The recent acquisition of an 11% stake in HP Inc. (NYSE: HPQ) of Berkshire Hathaway (BRK.A) (BRK.B) should not be taken lightly, especially in the current circumstances. It was one of the greatest monetary as well as a percentage stake in a company that Buffett has created in recent years. Today, the stock price sits exactly where Berkshire acquired its stake – a great opportunity for those who believe in the insight of the world’s largest investor. The fact also that the participation was announced on April 7 – 6 weeks after the start of the Ukrainian war – means that Buffett and his associates have not been deterred by the economic consequences of the war and the spiraling of the inflation. Why?
A solid defensive company that has stood the test of time
There are times for exciting growth businesses, and there are times for boring old-school businesses. In turbulent times, boring old companies always win. HP has been a traditional technology company for years, selling computers and printers to individuals and businesses. In the first fiscal quarter, ending January 31, 2022, the company reported that 72% of its revenue came from personal systems – which are mostly laptops and desktops. 28% came from printers and printing Provisions. These are low-ditch sectors, but HP has managed over the years to create and maintain a leadership position in 57 countries in paper or PC version. This is no easy task, especially given how simple and weak the technology is to make computers and printing equipment.
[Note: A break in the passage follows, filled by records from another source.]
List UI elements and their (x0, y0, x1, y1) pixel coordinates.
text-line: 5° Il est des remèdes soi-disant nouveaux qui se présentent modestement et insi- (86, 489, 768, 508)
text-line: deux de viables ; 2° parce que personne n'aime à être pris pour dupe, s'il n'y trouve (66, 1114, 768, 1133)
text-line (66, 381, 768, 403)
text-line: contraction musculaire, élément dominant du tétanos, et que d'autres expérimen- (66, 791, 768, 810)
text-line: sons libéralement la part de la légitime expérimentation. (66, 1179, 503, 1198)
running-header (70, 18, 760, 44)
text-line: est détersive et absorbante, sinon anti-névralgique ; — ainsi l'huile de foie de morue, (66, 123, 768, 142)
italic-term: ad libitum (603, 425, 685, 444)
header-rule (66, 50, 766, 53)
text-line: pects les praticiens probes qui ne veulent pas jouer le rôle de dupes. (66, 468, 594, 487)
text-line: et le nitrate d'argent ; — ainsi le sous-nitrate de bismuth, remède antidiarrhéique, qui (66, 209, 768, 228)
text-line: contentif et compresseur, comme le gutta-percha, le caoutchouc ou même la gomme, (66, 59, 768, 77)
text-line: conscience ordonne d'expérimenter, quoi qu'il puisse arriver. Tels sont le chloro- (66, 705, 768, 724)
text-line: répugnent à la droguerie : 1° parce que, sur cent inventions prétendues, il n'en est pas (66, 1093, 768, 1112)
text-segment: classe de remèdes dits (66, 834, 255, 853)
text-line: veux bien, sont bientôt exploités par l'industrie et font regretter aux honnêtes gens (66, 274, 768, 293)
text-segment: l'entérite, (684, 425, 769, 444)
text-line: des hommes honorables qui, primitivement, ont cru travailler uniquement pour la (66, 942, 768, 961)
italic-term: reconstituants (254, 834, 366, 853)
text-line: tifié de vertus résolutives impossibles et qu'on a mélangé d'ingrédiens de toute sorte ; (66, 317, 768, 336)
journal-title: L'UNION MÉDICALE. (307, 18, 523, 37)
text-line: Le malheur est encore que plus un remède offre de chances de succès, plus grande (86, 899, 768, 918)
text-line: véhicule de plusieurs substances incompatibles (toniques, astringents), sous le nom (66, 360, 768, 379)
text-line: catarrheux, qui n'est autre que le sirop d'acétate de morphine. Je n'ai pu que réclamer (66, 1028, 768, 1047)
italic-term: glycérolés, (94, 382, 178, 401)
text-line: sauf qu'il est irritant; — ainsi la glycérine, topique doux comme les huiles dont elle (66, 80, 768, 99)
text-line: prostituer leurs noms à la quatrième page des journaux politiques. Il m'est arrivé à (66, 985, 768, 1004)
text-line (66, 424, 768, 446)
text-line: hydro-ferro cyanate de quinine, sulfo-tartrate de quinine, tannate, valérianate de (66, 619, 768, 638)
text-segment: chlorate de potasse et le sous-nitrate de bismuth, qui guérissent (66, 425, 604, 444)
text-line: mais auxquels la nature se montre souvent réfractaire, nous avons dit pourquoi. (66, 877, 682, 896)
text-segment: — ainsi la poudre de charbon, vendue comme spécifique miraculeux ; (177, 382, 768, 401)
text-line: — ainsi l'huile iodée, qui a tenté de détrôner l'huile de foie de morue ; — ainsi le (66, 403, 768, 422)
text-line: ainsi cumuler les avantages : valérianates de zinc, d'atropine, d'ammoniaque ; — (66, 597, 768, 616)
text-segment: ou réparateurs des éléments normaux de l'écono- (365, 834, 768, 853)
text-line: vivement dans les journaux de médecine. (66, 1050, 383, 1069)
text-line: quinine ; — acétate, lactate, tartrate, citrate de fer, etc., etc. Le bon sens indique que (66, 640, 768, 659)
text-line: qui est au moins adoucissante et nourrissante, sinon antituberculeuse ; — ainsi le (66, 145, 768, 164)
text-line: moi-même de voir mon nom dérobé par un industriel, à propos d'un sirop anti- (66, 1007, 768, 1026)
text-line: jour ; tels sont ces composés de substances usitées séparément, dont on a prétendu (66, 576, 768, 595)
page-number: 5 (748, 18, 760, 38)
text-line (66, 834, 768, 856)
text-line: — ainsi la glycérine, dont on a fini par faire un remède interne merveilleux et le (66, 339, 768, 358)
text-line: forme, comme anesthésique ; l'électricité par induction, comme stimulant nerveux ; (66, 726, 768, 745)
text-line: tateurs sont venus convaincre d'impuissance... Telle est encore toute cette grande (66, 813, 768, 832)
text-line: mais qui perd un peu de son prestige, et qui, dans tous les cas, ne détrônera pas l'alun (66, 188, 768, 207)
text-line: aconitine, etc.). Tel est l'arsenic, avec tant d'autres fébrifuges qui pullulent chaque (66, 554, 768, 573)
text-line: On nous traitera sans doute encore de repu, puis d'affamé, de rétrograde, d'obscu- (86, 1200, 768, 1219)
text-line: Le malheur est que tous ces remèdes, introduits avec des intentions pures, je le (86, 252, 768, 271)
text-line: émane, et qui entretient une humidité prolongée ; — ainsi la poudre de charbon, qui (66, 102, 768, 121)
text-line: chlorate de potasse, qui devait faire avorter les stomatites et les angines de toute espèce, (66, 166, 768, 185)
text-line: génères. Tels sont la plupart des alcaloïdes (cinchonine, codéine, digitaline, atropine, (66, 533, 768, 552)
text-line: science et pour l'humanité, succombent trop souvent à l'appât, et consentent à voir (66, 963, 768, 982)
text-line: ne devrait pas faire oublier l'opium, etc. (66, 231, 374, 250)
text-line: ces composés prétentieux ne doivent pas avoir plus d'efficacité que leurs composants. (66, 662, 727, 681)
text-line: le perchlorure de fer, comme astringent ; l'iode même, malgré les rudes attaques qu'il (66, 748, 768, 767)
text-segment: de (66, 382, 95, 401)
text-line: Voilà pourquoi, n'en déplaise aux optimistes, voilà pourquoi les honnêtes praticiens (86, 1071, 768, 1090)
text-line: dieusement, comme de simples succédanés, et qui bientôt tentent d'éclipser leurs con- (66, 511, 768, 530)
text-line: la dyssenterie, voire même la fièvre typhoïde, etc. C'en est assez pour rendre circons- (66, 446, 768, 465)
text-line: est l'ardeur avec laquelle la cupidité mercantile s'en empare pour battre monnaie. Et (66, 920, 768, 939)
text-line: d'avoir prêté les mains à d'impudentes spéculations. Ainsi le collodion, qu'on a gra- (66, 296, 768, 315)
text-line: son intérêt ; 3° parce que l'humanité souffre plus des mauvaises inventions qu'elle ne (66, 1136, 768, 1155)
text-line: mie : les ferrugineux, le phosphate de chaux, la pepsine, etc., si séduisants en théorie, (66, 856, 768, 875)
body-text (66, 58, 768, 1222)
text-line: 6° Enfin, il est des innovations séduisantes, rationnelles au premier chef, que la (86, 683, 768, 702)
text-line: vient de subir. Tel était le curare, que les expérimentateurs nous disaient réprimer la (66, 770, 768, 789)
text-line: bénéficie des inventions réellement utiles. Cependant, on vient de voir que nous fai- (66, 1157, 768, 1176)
HP was able to achieve its success by acting as a hybrid between a technology company and a consumer goods company. It has maintained a high level of investment in research and development – devoting 2.5-3% of its revenue to R&D, a total of $5 billion over the past three years. It has controlled its costs, generating gross profit margins of between 18% and 20% over the past three years, and has maintained a tight grip on working capital management, helping it generate strong cash flow from exploitation. But the main competitive advantage that HP created was the massive global supply chain and global distribution reach that it created, which enabled it to manufacture products at low cost and deliver them efficiently and in sweetness to mass consumers. HP operates in 90% of the Earth – selling its products in 170 of the world’s 193 countries. It has 250,000 channel partners facilitating reach into different markets. And the billions the company spends on R&D won’t be wasted; the company has a eye water 27,000 patents. The company is developing more innovative products, such as gaming equipment, to compensate for weak or declining volumes of traditional computing and printing equipment.
The valuation is compelling and provides investors with a buffer
Expected second quarter financial results on May 31, 2022 will provide investors with valuable insight into how business fared during the critical February-April period when all hell broke loose economically in the world. It is reasonable to expect that revenues and profit margins have almost certainly shrunk from the second quarter of 2021. This would continue the deflationary trend of the work-from-home COVID lockdown boom that has boosted home buying personal computing and printing equipment. But also the combo hit in the second quarter of the war in Ukraine, the lockdowns in China and spiraling inflation will all certainly have a direct impact on business.
All of these negative factors are priced in by investors, causing the stock price to decline 17% over the past five weeks, and at the current valuation of 6.4x P/E and 5.9 times market capitalization to operating. cash flow. Dell’s largest company trades at roughly the same 6.5x P/E, albeit with a cheaper market cap for 3x operating cash flow.
Aggressive shareholder returns strengthen valuation metrics. $7 billion was paid out in 2021 from share buybacks and dividends – or 20% of market capitalization. This is one of the main reasons why Berkshire Hathaway would have acquired his stake, as Warren Buffett has always been a strong supporter of share buybacks to increase returns for investors.
An aggressive assumption of halving profitability levels at HP would still make stocks cheap at today’s price, giving today’s investors, including Warren Buffett, a good buffer.